In a new chat with HEAVY, Max Cavalera talked about his decision to re-record two Sepultura albums and why he wanted to do so. Apparently, his goal wasn’t simply to fix the ‘mistakes.’
“[It was] kind of like a chance to do it again, but do it better, kind of not really fix the mistakes, ‘cause I think the mistakes were kind of cool, but make the stuff sound better,” the rocker revealed. “We had a chance to have better guitar, better drum sound, a better studio, surrounded by knowledgeable metal people that know how to record this stuff.”

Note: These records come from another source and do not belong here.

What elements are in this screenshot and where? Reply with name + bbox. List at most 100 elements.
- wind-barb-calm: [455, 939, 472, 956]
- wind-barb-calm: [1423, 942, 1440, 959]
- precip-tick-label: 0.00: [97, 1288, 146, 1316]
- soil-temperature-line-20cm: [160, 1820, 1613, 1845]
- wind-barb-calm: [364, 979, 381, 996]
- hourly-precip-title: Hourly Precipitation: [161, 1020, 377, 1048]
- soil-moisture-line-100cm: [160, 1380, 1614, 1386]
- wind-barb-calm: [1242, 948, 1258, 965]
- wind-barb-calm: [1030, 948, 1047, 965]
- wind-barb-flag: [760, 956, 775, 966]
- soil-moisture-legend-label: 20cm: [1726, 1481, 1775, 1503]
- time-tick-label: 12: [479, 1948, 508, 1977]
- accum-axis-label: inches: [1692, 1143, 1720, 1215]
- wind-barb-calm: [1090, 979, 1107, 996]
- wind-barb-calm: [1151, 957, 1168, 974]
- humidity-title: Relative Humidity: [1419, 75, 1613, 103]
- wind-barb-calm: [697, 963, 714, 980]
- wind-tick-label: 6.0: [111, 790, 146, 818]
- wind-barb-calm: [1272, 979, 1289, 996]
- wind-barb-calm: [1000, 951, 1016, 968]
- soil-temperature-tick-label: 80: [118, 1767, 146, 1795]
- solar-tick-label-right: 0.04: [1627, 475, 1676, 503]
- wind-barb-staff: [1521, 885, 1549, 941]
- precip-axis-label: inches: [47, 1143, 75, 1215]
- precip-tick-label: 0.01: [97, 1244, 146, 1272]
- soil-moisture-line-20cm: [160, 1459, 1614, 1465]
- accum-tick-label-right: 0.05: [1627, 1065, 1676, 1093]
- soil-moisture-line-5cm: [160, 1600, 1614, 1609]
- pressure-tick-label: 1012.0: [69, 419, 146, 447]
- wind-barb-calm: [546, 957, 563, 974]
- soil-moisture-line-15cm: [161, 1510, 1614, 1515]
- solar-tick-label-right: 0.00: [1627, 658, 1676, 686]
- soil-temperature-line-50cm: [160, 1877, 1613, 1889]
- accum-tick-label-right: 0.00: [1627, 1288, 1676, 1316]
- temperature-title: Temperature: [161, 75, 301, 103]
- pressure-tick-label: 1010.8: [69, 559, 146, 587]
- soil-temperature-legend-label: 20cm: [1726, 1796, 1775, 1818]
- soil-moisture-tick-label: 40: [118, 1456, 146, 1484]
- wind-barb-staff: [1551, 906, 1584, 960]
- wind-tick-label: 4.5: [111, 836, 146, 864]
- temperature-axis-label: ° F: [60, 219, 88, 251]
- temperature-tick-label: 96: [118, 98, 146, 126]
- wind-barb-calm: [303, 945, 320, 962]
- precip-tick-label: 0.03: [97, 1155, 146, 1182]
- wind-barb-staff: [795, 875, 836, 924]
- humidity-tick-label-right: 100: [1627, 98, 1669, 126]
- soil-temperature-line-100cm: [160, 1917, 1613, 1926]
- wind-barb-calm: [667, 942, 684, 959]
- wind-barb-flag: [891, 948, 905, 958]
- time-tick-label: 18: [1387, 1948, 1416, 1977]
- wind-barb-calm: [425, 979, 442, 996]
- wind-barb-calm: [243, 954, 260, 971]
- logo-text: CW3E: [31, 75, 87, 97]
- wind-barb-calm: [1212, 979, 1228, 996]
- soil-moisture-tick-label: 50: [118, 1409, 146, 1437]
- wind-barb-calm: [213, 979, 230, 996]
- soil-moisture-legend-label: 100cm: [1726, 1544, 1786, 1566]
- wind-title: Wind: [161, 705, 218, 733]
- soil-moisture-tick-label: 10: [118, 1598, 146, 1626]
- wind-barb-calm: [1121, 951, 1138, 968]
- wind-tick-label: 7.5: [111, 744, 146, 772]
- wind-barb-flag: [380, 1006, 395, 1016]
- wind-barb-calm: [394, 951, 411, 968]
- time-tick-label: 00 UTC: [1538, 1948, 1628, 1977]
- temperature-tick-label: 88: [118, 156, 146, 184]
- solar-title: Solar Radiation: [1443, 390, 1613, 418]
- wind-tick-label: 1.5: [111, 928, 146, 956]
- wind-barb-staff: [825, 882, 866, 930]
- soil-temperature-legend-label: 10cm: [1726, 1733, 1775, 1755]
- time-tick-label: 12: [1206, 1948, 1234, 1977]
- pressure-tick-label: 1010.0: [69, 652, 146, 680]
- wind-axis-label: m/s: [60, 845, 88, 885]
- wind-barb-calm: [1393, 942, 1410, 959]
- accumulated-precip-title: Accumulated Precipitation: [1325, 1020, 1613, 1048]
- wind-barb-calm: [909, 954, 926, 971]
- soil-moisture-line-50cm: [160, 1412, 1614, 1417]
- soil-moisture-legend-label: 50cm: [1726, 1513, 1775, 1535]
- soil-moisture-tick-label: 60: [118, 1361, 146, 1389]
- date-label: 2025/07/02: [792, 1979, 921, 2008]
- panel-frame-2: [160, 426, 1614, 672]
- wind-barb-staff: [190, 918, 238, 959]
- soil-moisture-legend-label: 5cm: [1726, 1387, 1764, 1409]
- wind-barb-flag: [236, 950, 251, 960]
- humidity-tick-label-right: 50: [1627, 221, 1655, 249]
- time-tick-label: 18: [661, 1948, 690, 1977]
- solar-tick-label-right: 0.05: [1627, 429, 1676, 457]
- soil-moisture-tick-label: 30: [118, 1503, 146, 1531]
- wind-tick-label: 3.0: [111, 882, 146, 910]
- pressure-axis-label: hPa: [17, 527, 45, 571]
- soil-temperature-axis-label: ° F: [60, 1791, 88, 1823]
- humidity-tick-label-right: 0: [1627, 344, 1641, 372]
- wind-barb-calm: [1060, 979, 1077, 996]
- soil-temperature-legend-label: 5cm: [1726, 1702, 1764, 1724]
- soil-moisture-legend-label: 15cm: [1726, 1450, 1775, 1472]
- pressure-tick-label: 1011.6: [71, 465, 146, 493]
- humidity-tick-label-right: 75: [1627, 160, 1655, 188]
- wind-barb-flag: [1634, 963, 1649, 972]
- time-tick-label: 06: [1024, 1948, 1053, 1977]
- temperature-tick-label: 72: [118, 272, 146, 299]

“None of those things were available when we made those records in Brazil,” he continued. “We were on our own. The engineers didn’t know what to do, and it was like no man’s land making these records in Brazil. So we had a chance to redo them and redo them the way we envisioned them to sound. So the re-recordings is the way we, as musicians, think they should sound like, the re-recordings — that’s the proper way that we envisioned those songs. Even as kids, we were hoping to get the sound that we got on the re-recordings; this is what we were shooting for in the first place. So it’s really cool that we get the chance to do that.”
“A lot of bands don’t have the chance, don’t try it or they try and they fail. They don’t keep the energy and the anger of the original. We kept all that in check. We made sure it stays pissed. It’s full of piss and vinegar all the way through. So I think that’s why a lot of people love the re-recordings, man. The fans fricking love the re-recordings, and it’s really well received around the world,” he added.
Max and Igor Cavalera re-recorded Sepultura’s early albums, ‘Morbid Visions’ and ‘Bestial Devastation,’ releasing them in May last year. While for the Cavalera brothers, it was an opportunity to ‘do it better,’ Andreas Kisser disagrees. “I mean, it’s a weird choice that they had. I think artistic value is zero,” Kisser said in a chat with IMPACT Metal Channel. “Maybe they’re going for some money or something, but there’s no reason to do something like that. […] But if they’re having a good time, so let it be. I don’t care, man. I just think it’s totally unnecessary. It’s really very disrespectful from themselves, for their own selves in the past.”
Kisser also questioned the Cavalera brothers’ reasoning. “It’s weird to see a guy [Max] who always says, ‘Oh, I did this,’ ‘I did all that,’ ‘I’m so creative,’ and ‘I did everything by myself,’ and doing this shit, like re-recording riffs that we did 30, 40 years ago. It doesn’t click, the rhetoric with the example. But whatever. I just don’t think that — the artistic value is zero.”
Cavalera later subtly responded to Kisser’s comments. “I think the way we approach it was really cool too because I think what we did was me and Igor [Cavalera] just did the thing the way we always do our whole life. I put a mic in the middle of the room, I got my guitar and Igor is right in front of me, and like one two three go live. That’s the brother magic right there. We didn’t break that and I think that’s in the center of the recordings,” the rocker said during a chat with Everblack Podcast.
In other news, Cavalera recently talked about reuniting with Sepultura, saying he’s open to a reunion, but hasn’t been approached about it yet.